L'hétérogénéité des groupes d'apprenants transparaît également dans les désignations multiples relevées pour les déterminer :

Les formateurs et responsables de formation […] éprouvent le besoin de faire appel à des sous-catégories, plus représentatives de la diversité du public actuellement présent dans les formations linguistiques. (Leclercq & Vicher, 2002, p. 10)

Dans ses conclusions, Rivière (2012, p. 174) cible trois priorités qui concernent toutes l'appui aux formateurs, notamment par la recherche, afin qu'ils puissent mieux faire face à la complexité de leurs activités :

Premièrement, un travail impérieux de description et de typologisation des documents écrits du travail permettrait en bout de chaîne didactique que les formateurs soient mieux armés pour entrer dans ces écrits parfois complexes et pour les didactiser. Ensuite, les discours programmatiques, leur utilisation et leur appropriation ou non par les acteurs de la formation, et en premier lieu les formateurs, pourraient constituer aussi un programme fort riche de recherche parce qu’il nous apprendrait sur les conceptions de la langue, de l’acte de lire et d’écrire que peuvent avoir les auteurs de ces outils. Enfin, l’étude située des pratiques de formation, aux différents stades de leur déploiement et selon différentes échelles de temps, ainsi que l'étude de leurs effets, sont à poursuivre et intensifier. Si le processus de professionnalisation des acteurs de la formation est engagé et intensifié, il ne peut se faire sans connaissances préalables organisées et systématisées des pratiques réelles, de leurs invariants et de leur variété.

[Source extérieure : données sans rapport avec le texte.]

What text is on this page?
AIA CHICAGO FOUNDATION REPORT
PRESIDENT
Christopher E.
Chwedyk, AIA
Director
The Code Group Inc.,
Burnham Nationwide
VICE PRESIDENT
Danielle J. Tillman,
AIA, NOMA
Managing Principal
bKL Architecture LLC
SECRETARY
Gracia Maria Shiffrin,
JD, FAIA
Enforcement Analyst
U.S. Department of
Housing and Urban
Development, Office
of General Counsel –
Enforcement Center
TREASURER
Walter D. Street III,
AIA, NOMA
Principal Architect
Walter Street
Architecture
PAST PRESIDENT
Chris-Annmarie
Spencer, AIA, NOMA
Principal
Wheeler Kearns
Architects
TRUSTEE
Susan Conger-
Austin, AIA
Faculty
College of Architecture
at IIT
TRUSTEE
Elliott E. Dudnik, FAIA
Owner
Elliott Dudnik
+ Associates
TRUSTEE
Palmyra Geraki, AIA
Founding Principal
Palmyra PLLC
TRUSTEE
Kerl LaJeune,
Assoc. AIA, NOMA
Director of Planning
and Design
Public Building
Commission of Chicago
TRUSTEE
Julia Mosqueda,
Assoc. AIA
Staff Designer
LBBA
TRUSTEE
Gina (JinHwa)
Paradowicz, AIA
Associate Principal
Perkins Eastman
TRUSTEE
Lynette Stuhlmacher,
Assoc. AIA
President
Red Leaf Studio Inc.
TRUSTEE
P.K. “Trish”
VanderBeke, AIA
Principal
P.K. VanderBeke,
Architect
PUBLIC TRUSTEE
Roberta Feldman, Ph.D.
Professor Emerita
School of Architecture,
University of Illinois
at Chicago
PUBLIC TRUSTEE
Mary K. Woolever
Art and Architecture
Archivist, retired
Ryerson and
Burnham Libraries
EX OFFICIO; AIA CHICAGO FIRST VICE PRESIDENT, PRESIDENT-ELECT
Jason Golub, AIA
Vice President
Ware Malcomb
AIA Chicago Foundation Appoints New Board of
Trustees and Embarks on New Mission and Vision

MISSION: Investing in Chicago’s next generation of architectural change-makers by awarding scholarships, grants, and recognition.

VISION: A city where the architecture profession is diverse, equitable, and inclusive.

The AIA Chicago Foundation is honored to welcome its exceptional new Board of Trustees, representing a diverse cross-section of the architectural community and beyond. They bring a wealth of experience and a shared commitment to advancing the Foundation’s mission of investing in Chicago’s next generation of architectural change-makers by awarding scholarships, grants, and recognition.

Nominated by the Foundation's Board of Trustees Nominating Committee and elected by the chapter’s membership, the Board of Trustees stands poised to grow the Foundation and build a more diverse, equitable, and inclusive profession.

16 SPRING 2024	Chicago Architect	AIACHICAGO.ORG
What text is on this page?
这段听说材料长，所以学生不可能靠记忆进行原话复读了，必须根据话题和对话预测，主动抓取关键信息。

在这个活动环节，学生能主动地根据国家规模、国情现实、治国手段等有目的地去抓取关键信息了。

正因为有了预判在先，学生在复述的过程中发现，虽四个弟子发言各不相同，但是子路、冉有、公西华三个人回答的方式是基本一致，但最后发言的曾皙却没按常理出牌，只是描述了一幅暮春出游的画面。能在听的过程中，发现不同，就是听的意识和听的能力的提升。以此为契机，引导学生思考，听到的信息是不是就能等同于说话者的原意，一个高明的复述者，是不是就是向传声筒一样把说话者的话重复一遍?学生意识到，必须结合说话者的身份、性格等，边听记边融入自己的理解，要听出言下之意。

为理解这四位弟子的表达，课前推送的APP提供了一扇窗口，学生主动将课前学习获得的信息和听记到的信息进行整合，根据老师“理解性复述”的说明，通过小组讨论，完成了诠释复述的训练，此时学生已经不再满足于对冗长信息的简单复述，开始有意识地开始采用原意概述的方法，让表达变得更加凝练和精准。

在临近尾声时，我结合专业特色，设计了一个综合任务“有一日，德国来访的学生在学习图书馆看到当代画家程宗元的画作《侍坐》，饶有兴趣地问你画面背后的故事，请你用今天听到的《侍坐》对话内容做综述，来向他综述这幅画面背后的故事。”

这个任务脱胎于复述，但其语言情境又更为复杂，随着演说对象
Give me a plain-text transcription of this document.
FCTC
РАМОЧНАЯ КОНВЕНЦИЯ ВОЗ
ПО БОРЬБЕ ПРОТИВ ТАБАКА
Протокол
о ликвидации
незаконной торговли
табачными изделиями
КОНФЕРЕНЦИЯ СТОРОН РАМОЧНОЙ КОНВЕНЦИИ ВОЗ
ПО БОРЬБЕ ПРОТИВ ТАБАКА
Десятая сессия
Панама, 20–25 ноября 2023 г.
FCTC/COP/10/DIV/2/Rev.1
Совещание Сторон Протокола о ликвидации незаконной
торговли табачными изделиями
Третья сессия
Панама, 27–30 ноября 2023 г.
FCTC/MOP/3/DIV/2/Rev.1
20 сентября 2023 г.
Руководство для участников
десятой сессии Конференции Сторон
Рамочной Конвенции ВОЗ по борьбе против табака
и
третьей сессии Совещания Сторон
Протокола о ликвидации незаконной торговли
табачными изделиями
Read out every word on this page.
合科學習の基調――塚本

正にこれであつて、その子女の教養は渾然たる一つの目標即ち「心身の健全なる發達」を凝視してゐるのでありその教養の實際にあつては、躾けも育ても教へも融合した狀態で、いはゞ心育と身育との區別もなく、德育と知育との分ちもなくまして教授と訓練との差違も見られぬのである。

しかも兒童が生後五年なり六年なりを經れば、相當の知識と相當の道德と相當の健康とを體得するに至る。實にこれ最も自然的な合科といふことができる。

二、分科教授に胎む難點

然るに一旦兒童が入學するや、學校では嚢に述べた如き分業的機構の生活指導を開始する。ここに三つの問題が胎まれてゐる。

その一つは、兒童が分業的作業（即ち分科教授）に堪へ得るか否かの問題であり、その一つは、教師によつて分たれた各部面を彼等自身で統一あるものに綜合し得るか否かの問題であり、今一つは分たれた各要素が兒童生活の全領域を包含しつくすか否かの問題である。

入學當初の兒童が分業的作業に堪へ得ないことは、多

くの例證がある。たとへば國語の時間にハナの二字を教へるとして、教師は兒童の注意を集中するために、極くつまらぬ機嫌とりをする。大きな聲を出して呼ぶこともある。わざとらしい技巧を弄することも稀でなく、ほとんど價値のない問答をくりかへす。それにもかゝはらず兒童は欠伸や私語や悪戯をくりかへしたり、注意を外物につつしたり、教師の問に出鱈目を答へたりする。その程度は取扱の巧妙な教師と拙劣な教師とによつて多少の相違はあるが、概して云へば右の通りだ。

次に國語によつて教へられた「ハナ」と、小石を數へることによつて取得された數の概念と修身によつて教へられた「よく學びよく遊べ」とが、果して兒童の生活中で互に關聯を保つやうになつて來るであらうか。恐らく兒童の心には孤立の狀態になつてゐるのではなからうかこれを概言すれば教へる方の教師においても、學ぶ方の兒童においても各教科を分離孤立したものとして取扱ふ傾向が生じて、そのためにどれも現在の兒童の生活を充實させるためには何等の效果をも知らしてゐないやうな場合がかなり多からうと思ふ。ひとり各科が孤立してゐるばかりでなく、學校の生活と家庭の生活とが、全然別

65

On constate avec ces dernières observations que les didactiques comportent des points aveugles en ce qui concerne la formation des migrants. La tension la plus vive, pour l'activité des formateurs, paraît relever de la complexité des situations didactiques en lien avec l'hétérogénéité

des groupes d'apprenants. J'ai relevé que des approches ciblant les besoins professionnels des publics migrants ont essayé d'apporter des éléments de réponses à ces questionnements vifs et ce, dès les années 1970 : je décris notamment, dans la suite, ce qui peut être conçu comme une part de l'héritage du « Français Langue Professionnelle », ou FLP.